İzmir'de önleme dinlemesi yapan emniyet mensuplarına yönelik gazete kupürü delil kabul edilerek yapılan ikinci operasyonla ilgili davaya devam edildi. İzmir 9. Ağır Ceza Mahkemesi'nde görülen duruşmada, tamamı tutuksuz yargılanan 26 emniyet mensubundan 11'i ile avukatlar hazır bulundu. Duruşmaya, yargılanan polislerin savunmalarıyla devam edildi.
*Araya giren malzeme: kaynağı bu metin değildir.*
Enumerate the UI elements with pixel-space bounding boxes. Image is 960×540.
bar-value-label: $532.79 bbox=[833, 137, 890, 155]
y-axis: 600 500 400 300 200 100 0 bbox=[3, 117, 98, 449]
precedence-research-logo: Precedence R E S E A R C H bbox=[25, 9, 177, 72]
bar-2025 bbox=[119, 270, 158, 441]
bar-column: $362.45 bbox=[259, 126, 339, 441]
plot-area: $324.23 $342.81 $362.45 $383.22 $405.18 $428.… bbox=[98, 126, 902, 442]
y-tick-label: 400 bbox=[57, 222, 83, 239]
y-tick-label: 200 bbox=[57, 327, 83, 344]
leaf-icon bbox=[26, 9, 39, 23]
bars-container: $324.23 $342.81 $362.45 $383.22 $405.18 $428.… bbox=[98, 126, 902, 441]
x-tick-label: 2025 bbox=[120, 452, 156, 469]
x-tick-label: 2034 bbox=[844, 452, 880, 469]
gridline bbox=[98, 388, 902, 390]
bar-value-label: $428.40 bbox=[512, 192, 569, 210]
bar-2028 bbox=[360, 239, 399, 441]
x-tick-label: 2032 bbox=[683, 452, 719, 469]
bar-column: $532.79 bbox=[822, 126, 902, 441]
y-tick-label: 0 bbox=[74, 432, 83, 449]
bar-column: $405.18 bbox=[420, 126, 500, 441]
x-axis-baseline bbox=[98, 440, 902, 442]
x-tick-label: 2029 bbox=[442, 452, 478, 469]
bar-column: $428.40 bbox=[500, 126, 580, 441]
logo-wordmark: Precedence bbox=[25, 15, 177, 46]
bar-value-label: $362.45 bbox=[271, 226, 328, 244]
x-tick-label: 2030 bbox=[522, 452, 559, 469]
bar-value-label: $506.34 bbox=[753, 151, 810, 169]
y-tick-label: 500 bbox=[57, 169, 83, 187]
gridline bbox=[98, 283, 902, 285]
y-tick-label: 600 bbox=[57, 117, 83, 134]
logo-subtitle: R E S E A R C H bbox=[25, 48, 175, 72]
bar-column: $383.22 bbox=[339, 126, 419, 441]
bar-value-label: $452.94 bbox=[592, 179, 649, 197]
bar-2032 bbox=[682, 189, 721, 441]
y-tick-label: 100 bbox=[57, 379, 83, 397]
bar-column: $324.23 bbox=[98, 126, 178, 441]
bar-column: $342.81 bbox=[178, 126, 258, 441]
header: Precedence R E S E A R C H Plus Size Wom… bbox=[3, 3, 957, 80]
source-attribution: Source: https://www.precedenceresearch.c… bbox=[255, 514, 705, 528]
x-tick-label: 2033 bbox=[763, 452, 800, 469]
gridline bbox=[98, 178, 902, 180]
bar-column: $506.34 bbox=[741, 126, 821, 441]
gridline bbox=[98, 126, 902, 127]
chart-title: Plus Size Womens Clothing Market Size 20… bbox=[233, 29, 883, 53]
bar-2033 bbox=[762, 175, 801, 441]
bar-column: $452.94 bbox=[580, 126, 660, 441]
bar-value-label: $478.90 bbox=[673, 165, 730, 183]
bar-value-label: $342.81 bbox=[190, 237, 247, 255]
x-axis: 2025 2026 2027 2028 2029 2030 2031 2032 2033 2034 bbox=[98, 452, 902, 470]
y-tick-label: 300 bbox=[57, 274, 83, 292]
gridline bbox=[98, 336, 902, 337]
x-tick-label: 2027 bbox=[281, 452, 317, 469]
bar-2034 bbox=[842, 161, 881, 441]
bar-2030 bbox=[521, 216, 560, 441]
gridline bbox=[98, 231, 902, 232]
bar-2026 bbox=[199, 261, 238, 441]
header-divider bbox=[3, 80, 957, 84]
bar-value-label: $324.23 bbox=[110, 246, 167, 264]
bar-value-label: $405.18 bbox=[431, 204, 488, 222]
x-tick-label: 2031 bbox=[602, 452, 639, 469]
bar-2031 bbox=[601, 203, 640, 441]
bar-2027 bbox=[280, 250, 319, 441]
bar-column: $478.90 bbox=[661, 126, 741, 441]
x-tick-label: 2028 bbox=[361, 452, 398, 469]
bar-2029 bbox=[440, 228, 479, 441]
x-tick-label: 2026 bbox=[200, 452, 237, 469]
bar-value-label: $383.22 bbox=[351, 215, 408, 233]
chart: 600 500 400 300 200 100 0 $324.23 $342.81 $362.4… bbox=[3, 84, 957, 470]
Emniyet Amiri Tarkan Kolik, kendileriyle ilgili dava sürecinin Star gazetesinde 69 dinleme bilgisinin yayımlanmasıyla başladığını hatırlattı. Hem kendisiyle birlikte yargılanan eski İstihbarat Şube Müdürü Ramazan Karakayalı hem de hakkında hiçbir suçlama yapılmayan mevcut İstihbarat Şube Müdürü Kudret Dikmen'le birlikte görev yaptığını ifade eden Kolik, "Birlikte görev yaptığı her iki müdür dönemindeki 69 dinleme, bunları yayımlayan gazeteye göre usulsüzdü. Nasıl olduysa Kudret Dikmen dönemindeki evrakların tamamından haklı çıkarıldım, Ramazan Karakayalı dönemindekilerden haksız çıkarıldım. Yapılanın birbirinden hiçbir farkı yok, ikisinde de suçsuzuz ama insanları şunu bunu dinledi göstererek, 'Ateşe attık, nasıl çıkarsanız çıkın' diye gönderildi. Ben de suçsuzum, Kudret ve Ramazan müdürüm de suçsuz. Bu, her iki müdür dönemindeki belgeler mahkemeye getirilip incelendiğinde ortaya çıkacaktır." dedi. Mahkemenin de fotokopi belgeler sebebiyle iade ettiği halde üst mahkemece kabul edilen iddianamedeki fotokopinin fotokopisi belgelerle yargılandıklarını, bu evrakların aslının gelmesinin şart olduğunu kaydeden Kolik, suçsuz yere yargılandıklarını, bunun da bir cezalandırma olduğunu belirterek, bunun sona erdirilmesini talep etti. IMEI üzerinden telefon dinleme suç olmadığı gibi suçluyla mücadelede istihbaratın önünün açık olduğu bilgisini veren Kolik, adli ve önleme dinlemelerinin karıştırıldığını anlattı. Ses kayıtları ve log kayıtlarının mahkemeye getirilmesi gerektiğini ancak kendilerini temize çıkaracak log kayıtlarının silindiği şeklinde mahkemeye cevap geldiğini de ifade eden Kolik, "Ses dosyası yok. Sadece iddia var, iddianın altında delil yok. Kendi kendini çürüten bir iddianame var. Savcı iddianameye, TibNOT diye bir sistem kullandığımızı yazmış ama böyle bir sistem İstihbarat Şube'de hiç kullanılmadı. Şehven yazılmış dese, tekrar tekrar yazmış. TibNOT diyorsan verisini koy, sadece adını koymuş. Bir insanı suçlu addediyorsunuz iddianameye adını bile doğru yazmıyorsunuz, Tarkan yerine Hakan Kolik yazmış." dedi. İstihbaratın önemine de değinen Kolik, "İstihbaratı bitirirseniz IŞİD'ler, savcımızın şehit edildiği olaylar olur. Bonzailer, uyuşturucular, bombalar gelir." diyerek beraatini talep etti.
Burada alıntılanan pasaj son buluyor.